У Джессики перехватило горло от волнения.
- Отвечаю на твой вопрос, - сказал он. - Я не насколько глуп. Но я
потрясен тобой. Ты осмелилась осуждать Алию. Конечно, она нарушила запреты
Бене Джессерит! А чего ты ожидала? Ты бросила ее здесь, в качестве
королевы! Все, что ей досталось от этой власти! Поэтому ты вернулась на
Келадан, чтобы залечить свои раны в руках Гурни. Достаточно хорошо. Но кто
ты есть, чтобы судить Алию?
- Я говорю тебе, я не хочу...
- Ах, замолчи! - Он отвернулся от нее в негодовании. Но его слова
были восприняты так, как это делалось Бене Джессерит, - контролирующей
Голос.
Она молчала, как-будто чья-то рука сжала ей горло. Потому подумала:
"Кто бы знал, что меня можно сразить Голосом лучшим, чем этот?" Это было
смягчающим аргументом, который облегчил ее раненые чувства. В то время,
как она много раз использовала Голос против других, она никогда не думала,
даже в школьные дни, что сама поддастся ему...
Он повернулся к ней.
- Я сожалею. Я лишь узнал, как слепо ты можешь реагировать, когда...
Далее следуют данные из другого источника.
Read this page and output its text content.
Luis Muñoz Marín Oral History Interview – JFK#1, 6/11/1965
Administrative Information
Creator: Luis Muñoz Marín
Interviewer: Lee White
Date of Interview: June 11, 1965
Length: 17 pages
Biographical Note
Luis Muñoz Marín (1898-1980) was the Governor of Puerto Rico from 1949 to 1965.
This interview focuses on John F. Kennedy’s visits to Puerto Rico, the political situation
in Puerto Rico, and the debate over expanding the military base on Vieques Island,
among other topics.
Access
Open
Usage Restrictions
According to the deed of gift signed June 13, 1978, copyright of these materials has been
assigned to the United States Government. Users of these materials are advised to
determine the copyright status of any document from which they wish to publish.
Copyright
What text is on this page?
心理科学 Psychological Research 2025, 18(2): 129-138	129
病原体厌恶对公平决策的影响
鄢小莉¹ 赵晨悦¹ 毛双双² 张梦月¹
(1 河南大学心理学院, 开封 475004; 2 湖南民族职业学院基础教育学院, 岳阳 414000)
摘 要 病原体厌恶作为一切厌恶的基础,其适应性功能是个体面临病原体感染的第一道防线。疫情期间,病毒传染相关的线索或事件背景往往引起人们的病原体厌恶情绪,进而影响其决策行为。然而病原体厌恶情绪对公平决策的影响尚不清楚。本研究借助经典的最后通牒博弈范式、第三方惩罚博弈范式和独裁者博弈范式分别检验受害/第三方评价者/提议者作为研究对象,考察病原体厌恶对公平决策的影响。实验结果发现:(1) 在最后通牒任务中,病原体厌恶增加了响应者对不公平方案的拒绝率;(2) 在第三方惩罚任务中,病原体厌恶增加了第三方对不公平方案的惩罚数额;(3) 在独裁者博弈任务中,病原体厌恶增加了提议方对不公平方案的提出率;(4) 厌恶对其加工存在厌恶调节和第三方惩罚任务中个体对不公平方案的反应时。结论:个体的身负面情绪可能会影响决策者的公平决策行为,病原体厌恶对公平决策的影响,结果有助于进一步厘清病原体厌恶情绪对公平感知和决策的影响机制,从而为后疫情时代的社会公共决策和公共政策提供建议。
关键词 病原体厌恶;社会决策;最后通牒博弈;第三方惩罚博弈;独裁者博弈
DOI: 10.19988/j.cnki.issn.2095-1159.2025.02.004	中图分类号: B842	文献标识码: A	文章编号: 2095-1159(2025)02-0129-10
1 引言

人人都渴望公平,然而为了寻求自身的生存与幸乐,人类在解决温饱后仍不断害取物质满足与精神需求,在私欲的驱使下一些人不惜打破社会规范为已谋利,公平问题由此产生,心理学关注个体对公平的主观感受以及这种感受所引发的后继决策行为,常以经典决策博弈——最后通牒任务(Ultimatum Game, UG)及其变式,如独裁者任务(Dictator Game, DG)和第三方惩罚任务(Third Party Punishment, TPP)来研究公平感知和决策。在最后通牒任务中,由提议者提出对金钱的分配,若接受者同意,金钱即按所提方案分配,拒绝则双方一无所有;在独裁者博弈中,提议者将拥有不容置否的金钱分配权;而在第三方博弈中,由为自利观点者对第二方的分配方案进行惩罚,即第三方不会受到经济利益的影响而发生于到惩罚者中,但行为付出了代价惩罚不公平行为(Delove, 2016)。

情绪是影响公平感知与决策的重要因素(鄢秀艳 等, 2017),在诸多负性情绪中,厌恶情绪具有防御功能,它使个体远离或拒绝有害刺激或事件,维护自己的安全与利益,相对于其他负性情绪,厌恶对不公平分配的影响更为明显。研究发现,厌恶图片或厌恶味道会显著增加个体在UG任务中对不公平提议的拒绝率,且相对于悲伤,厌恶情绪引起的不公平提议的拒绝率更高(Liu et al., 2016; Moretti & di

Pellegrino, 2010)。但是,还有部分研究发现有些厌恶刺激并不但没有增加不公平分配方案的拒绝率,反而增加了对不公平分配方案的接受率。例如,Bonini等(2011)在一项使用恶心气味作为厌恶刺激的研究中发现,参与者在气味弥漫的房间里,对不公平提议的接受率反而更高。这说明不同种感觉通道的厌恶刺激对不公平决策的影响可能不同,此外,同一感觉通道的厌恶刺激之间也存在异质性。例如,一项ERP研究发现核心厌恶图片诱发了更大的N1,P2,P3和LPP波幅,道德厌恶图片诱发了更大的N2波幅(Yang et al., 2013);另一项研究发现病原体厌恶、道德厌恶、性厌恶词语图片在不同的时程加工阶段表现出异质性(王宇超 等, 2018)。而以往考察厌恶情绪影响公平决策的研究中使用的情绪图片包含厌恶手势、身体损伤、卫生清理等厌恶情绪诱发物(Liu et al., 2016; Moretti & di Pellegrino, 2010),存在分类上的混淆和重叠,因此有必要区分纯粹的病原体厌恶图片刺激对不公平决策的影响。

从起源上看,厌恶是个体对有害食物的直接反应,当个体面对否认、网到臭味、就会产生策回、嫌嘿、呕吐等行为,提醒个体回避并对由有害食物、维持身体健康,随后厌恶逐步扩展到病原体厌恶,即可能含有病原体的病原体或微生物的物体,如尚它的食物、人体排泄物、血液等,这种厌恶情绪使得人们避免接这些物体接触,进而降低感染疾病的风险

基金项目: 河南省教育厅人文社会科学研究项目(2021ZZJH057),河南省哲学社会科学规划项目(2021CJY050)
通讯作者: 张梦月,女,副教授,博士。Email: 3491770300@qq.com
- Слепо?! Я?! - Это вывело ее больше из себя, чем Голос, который он
использовал против нее.
- Ты, - сказал он. - Слепо. Если в тебе осталась хоть капля
честности, ты признаешь свои собственные реакции. Я называю твое имя, и ты
говоришь: "Да". Я заставляю тебя молчать. Я пробуждаю в тебе мифы Бене
Джессерит. Посмотри, каким образом тебя учили. Это, по крайней мере,
что-то, что ты можешь сделать для своей...
- Как ты осмеливаешься? Что ты знаешь о... - Ее голос сорвался.
Конечно, он знал.
- Посмотри внутрь, я говорю! - Его Голос повелевал.
И снова этот Голос подчинил ее. Она почувствовала учащенное дыхание,
страсти ее улеглись. Широко раскрыв глаза, в каком-то шокирующем состоянии
она поняла, что ее тело подчиняется командам. Медленно она восстановила в
себе равновесие. Этот не-ребенок играл ею, как будто в его руках был
прекрасный инструмент.
- Теперь ты знаешь, как глубоко - погрязла во всех условностях Бене
Джессерит, - сказал он.
Она смогла только кивнуть. Лито вынудил ощутить ее физическую
вселенную прямо на ее лице. "Покажи мне - тело!" Он показал ей ее
собственное тело, как будто оно было новорожденным. Никогда в жизни она не
ощущала такой неуверенности в себе.
- Ты позволишь себя похитить, - сказал Лито.
- Но...
- Я не собираюсь спорить по этому поводу, - сказал он. - Ты позволишь
это. Думай, что эта команда идет от твоего Герцога. Ты увидишь цель тогда,
когда все будет сделано. Ты встретишься с очень интересным учеником.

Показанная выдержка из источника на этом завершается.